Street food carts are all over the city, from hole-in-the-wall places in the old town to small glass pastry shops on wheels on the Galata bridge. We had corn on the cob, churro-like pistachio sweets, nuts and simit served up hot and when we needed it, which makes a great break while touring (or waiting in line at the Haya Sofia). Simit was by far my favorite, a poppy-seeded luxury from back home, piping hot and easily eating. I couldn’t wait to eat the stupid ring of dough.
Price: = 0,50€
Meze is to Ottoman cuisine what tapas are to Spanish cuisine. Small dishes meant to be shared, meze can be of any scale, from savory to sweet, varied to simple. We tried a spread, which is typical to share before the main course of a meal, while watching Agamemnon’s dancers in his palace that included humus, babaganoush, vegetables and a potato salad, but a quick wikipedia search will show you that the variety depends on location and scale of the dinner.
Price – from 5€ and up
My favorite Spanish dish is lentejas, so I squealed with delight when I read in Allie’s guide book that Turks love their lentils, too. I was dying to try çorba, a red lentil soup.
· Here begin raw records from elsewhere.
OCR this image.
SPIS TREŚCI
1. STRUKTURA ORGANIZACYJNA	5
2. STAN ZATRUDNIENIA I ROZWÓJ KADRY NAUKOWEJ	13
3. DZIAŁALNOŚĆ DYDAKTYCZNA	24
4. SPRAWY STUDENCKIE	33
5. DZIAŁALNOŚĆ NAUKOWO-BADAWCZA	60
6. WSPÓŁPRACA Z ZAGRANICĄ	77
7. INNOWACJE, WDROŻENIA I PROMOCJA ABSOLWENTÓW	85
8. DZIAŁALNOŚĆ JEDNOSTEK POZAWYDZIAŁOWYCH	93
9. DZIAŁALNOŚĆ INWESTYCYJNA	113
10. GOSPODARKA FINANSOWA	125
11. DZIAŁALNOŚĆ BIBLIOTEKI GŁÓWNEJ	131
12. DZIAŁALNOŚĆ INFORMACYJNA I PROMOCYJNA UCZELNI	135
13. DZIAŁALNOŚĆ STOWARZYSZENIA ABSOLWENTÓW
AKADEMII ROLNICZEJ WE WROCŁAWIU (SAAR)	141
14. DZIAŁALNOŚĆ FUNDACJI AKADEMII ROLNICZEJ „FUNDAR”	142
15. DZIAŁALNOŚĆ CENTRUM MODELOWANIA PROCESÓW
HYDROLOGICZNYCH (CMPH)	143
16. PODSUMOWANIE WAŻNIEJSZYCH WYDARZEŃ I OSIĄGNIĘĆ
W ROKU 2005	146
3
At a little backstreet self-service right near our hostel, we found a big vat on a chilly night, and the bowl and bread cost us 0,75€! Stretching back to the Ottoman times, this dish has been well-copied, but we got homemade deliciousness by form of lentils, onions, paprika, potato and vegetable stock.
Price: 0,75€ – 2,00€ per bowl, often with bread.
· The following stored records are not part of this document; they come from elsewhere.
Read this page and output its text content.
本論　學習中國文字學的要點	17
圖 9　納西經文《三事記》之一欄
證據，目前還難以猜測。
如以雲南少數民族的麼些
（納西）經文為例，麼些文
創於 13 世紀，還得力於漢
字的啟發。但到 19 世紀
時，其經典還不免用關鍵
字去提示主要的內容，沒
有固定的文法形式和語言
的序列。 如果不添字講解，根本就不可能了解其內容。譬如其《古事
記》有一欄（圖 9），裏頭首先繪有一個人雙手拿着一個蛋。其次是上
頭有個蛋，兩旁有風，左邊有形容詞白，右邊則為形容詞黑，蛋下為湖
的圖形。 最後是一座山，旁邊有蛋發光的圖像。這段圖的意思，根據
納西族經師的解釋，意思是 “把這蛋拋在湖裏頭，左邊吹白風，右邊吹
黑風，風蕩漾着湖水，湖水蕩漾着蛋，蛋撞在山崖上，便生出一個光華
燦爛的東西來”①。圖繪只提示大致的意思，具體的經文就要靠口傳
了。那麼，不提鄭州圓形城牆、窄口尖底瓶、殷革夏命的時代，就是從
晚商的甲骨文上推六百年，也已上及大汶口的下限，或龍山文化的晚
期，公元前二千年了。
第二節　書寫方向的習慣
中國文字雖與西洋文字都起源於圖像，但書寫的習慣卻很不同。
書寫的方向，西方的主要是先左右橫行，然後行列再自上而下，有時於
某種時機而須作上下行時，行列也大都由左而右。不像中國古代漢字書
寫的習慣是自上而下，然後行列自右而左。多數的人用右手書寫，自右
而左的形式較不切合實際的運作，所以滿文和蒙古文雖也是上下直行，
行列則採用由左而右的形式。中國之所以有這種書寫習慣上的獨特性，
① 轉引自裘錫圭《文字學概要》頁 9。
My body in Spain follows a well-worn eating habit, which includes a coffee sometime in the 90 minutes after I have lunch (the exception being Friday nap time). In Turkey, those bitte little coffees were often washed down with sweets, either Turkish Delight of baklava.
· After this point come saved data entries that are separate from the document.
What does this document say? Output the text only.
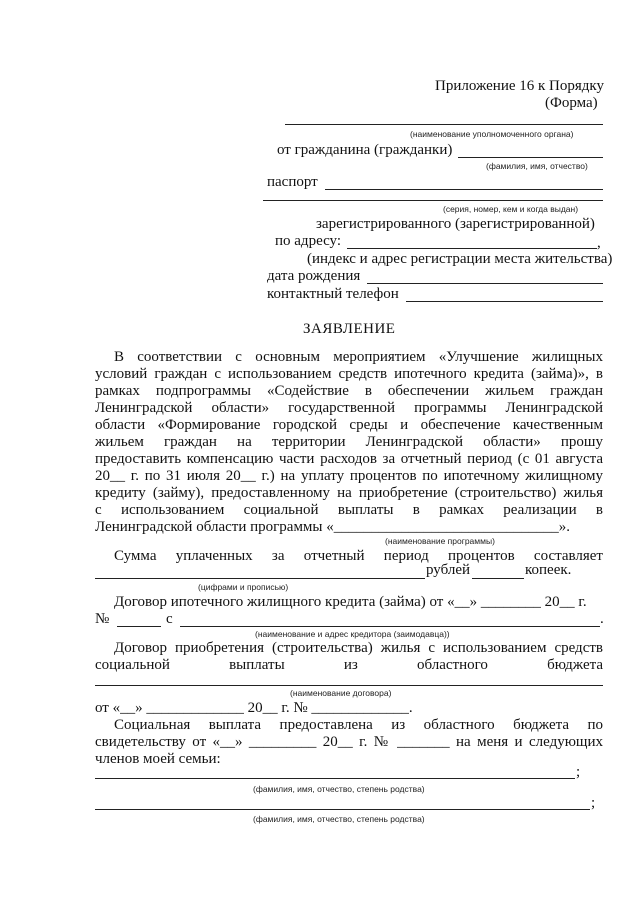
Приложение 16 к Порядку
(Форма)
(наименование уполномоченного органа)
от гражданина (гражданки)
(фамилия, имя, отчество)
паспорт
(серия, номер, кем и когда выдан)
зарегистрированного (зарегистрированной)
по адресу:	,
(индекс и адрес регистрации места жительства)
дата рождения
контактный телефон
ЗАЯВЛЕНИЕ
В соответствии с основным мероприятием «Улучшение жилищных
условий граждан с использованием средств ипотечного кредита (займа)», в
рамках подпрограммы «Содействие в обеспечении жильем граждан
Ленинградской области» государственной программы Ленинградской
области «Формирование городской среды и обеспечение качественным
жильем граждан на территории Ленинградской области» прошу
предоставить компенсацию части расходов за отчетный период (с 01 августа
20__ г. по 31 июля 20__ г.) на уплату процентов по ипотечному жилищному
кредиту (займу), предоставленному на приобретение (строительство) жилья
с использованием социальной выплаты в рамках реализации в
Ленинградской области программы «______________________________».
(наименование программы)
Сумма уплаченных за отчетный период процентов составляет
рублей	копеек.
(цифрами и прописью)
Договор ипотечного жилищного кредита (займа) от «__» ________ 20__ г.
№	с	.
(наименование и адрес кредитора (заимодавца))
Договор приобретения (строительства) жилья с использованием средств
социальной выплаты из областного бюджета
(наименование договора)
от «__» _____________ 20__ г. № _____________.
Социальная выплата предоставлена из областного бюджета по
свидетельству от «__» _________ 20__ г. № _______ на меня и следующих
членов моей семьи:
;
(фамилия, имя, отчество, степень родства)
;
(фамилия, имя, отчество, степень родства)
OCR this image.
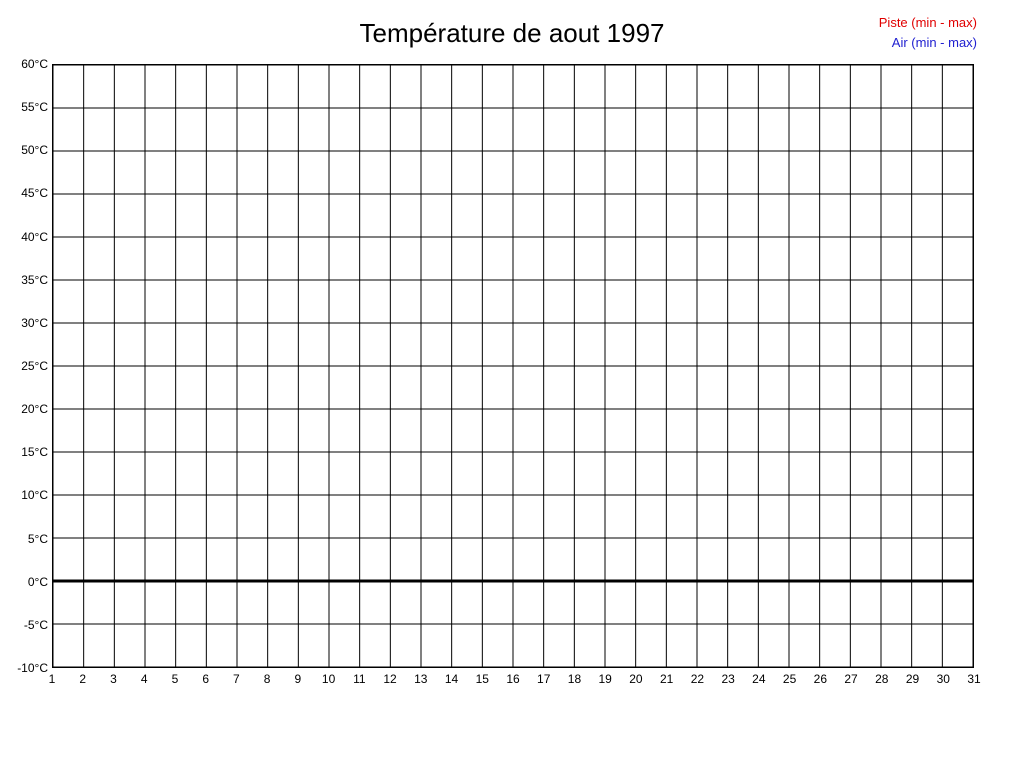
Température de aout 1997	Piste (min - max)
Air (min - max)
60°C
55°C
50°C
45°C
40°C
35°C
30°C
25°C
20°C
15°C
10°C
5°C
0°C
-5°C
-10°C
1 2 3 4 5 6 7 8 9 10 11 12 13 14 15 16 17 18 19 20 21 22 23 24 25 26 27 28 29 30 31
I grew up across the street from a Greek family, so the gooey nothin’-but-butter-and-sugah pastries have always been one of my favorites. Every coffee came accompanied by a round of baklava for us seven to split – flaky pastries layered with honey and butter, pralines and pistachio. Being a pistachio fiend, I really loved the ones flavored by the nut (which even took its green coloring!) and the round rounds that resembled tiny nests with candied pistachio eggs inside. We stumbled upon Saray Baklava, just off the beaten track. The owner serves up about a dozen varieties, but weighs the goodies instead of just giving you three for 9,50€. You’ll find it just opposite the entrance to the Basilica Cisterns, in front of a shop called Finito de Córdoba. who would have thought!?
Price: 20 – 60€ / kilo
Having loved the Narnia books as a kid, I couldn’t skip the Ice Queen’s favorite treat – Turkish delight. Kinda nougaty, kinda starchy lokum, as it’s called in Turkish, the varieties are endless. Rose, lemon, mint, pistachio and walnut seemed to be in abundance, and there were stands and stores hocking the sweet around the main tourist drag, Istiklalal. I personally prefered baklava, but picked up a few boxes of Turkish Delight for my boss and hosts in Zaragoza.
Price: 2€ for a 500g box, much more from the shops.
Of course, there’s more – kafta, humus (not so propio, but easy to find), fresh fruit drinks, shepherd’s (spicy) salad, eggplant, raki – but a girl’s only got so much room in her stomach!
Any other memorable food travels? Have you ever done a gastronomic trip?